(Regular readers know what this is about. If you’re new to the party, you might want to go read this).
As a reader suggested, Friedman probably feels justified in not correcting his t-shirt anecdote because he’s simply relaying what someone else heard. If I write, “A man on the street told me that Tom Friedman’s columns are written by a team of trained monkeys,” then the only factual assertion is that this is what some guy on the street told me, and I guess I have no obligation to set the record straight. Even if it is repeatedly pointed out to me that Tom Friedman actually does write his own columns, and doesn’t even own a single trained monkey.
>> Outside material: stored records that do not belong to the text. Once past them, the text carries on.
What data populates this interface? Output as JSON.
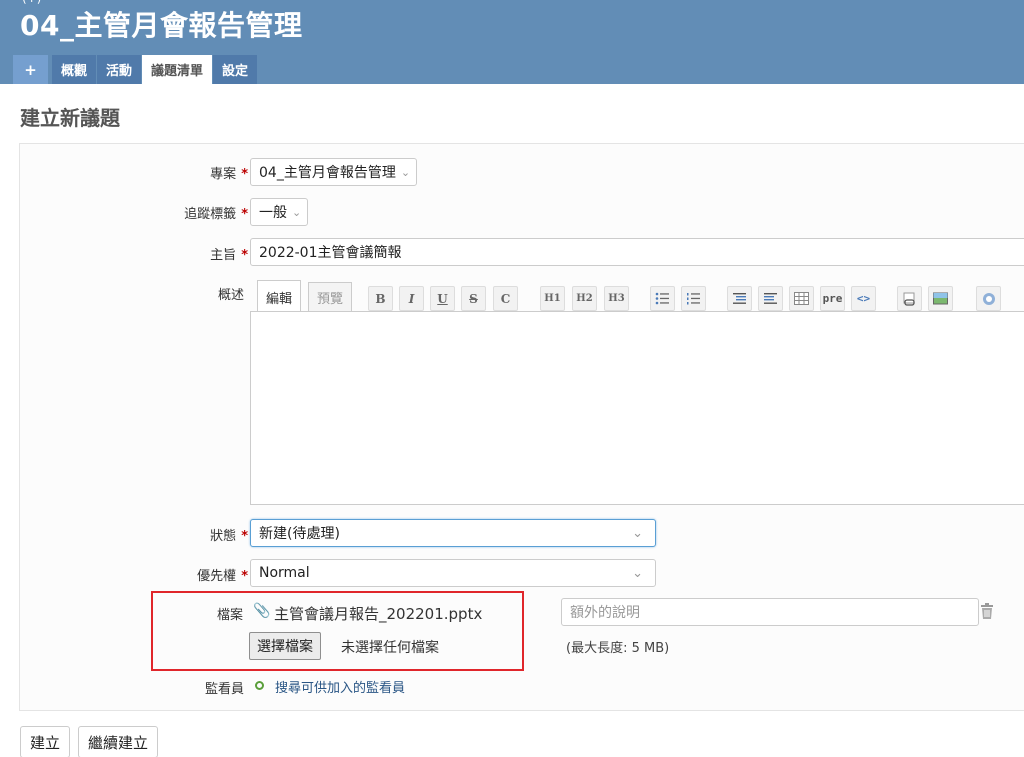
{
  "header": {
    "top_text": "(+)",
    "project_title": "04_主管月會報告管理"
  },
  "menu": {
    "plus": "+",
    "tabs": [
      "概觀",
      "活動",
      "議題清單",
      "設定"
    ],
    "selected": "議題清單"
  },
  "page": {
    "heading": "建立新議題"
  },
  "form": {
    "project": {
      "label": "專案",
      "value": "04_主管月會報告管理"
    },
    "tracker": {
      "label": "追蹤標籤",
      "value": "一般"
    },
    "subject": {
      "label": "主旨",
      "value": "2022-01主管會議簡報"
    },
    "description": {
      "label": "概述",
      "tab_edit": "編輯",
      "tab_preview": "預覽",
      "toolbar": [
        "B",
        "I",
        "U",
        "S",
        "C",
        "H1",
        "H2",
        "H3",
        "ul",
        "ol",
        "blockquote",
        "unquote",
        "table",
        "pre",
        "code",
        "link",
        "image",
        "help"
      ],
      "pre_label": "pre",
      "code_label": "<>"
    },
    "status": {
      "label": "狀態",
      "value": "新建(待處理)"
    },
    "priority": {
      "label": "優先權",
      "value": "Normal"
    },
    "files": {
      "label": "檔案",
      "attached_file": "主管會議月報告_202201.pptx",
      "description_placeholder": "額外的說明",
      "choose_button": "選擇檔案",
      "no_file": "未選擇任何檔案",
      "max_size": "(最大長度: 5 MB)"
    },
    "watchers": {
      "label": "監看員",
      "link": "搜尋可供加入的監看員"
    },
    "required_mark": "*"
  },
  "actions": {
    "create": "建立",
    "create_continue": "繼續建立"
  },
  "colors": {
    "header_bg": "#628db6",
    "tab_bg": "#507aaa",
    "required": "#bb0000",
    "highlight": "#e0262b",
    "link": "#2a5685"
  }
}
But do I owe my readers a correction when the demonstrably false anecdote I have broadcast becomes a widely-accepted urban legend?
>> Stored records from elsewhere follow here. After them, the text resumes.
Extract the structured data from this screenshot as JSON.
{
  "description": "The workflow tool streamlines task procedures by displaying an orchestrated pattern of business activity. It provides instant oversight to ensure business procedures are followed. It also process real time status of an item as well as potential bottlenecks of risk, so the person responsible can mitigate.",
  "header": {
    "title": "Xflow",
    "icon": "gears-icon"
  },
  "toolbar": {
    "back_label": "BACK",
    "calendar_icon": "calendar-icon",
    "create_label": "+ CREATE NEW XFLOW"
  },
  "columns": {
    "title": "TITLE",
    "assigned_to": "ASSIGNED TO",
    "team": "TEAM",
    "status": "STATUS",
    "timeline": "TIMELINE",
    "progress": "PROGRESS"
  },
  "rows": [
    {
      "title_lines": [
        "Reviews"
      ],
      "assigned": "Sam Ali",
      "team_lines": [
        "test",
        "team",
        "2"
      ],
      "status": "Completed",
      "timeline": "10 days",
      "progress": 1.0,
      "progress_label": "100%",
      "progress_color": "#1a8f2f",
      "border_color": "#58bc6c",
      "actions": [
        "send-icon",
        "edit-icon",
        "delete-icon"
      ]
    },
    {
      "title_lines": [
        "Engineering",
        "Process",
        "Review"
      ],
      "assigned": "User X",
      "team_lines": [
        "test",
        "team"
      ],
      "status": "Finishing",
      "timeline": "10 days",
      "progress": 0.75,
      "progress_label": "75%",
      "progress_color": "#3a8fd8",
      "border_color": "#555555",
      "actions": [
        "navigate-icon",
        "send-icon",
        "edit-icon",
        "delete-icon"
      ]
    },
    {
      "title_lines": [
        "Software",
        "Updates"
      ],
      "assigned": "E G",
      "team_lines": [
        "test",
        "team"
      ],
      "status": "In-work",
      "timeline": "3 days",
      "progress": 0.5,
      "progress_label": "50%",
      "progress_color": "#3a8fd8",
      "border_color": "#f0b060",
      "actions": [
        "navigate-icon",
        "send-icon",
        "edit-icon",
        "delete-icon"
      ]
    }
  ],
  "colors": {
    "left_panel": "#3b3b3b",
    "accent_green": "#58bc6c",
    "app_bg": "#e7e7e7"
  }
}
From the San Jose Mercury News:
Grubba had heard about the guy in a similar predicament who sold a T-shirt that said, “I lost my job to India and all I got was this (lousy) T-shirt.” The man reportedly made oodles of money.
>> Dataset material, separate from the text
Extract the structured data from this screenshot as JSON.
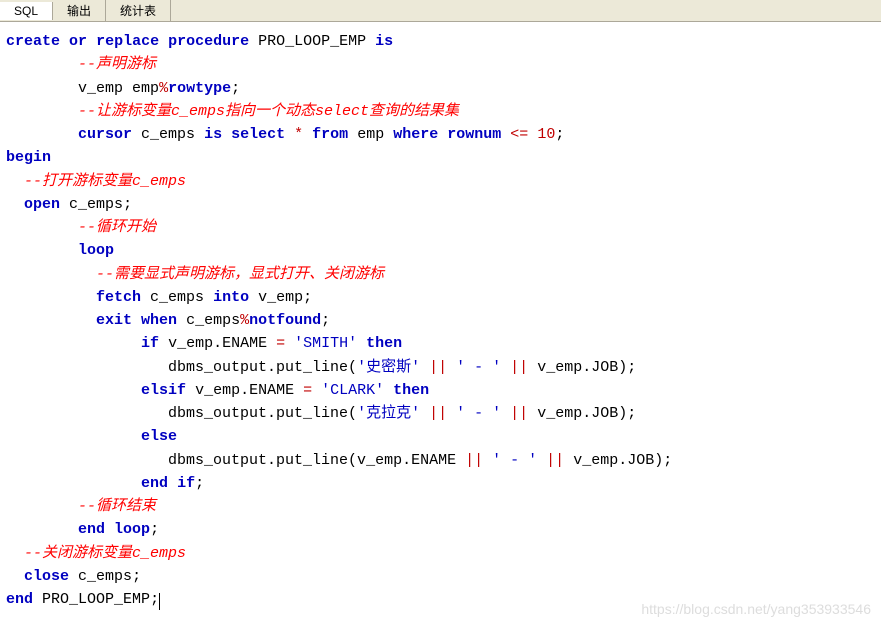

Ironically, the story is about some workers whose jobs were offshored, who came up with the gimmick of selling themselves on eBay. Probably not the sort of triumphalist anecdote Friedman is likely to use.
At any rate, I really think Friedman needs to set the record straight on this one.
UPDATE: Rick Perlstein has an article on outsourcing in the Village Voice, which mentions the whole Friedman/t-shirt thing.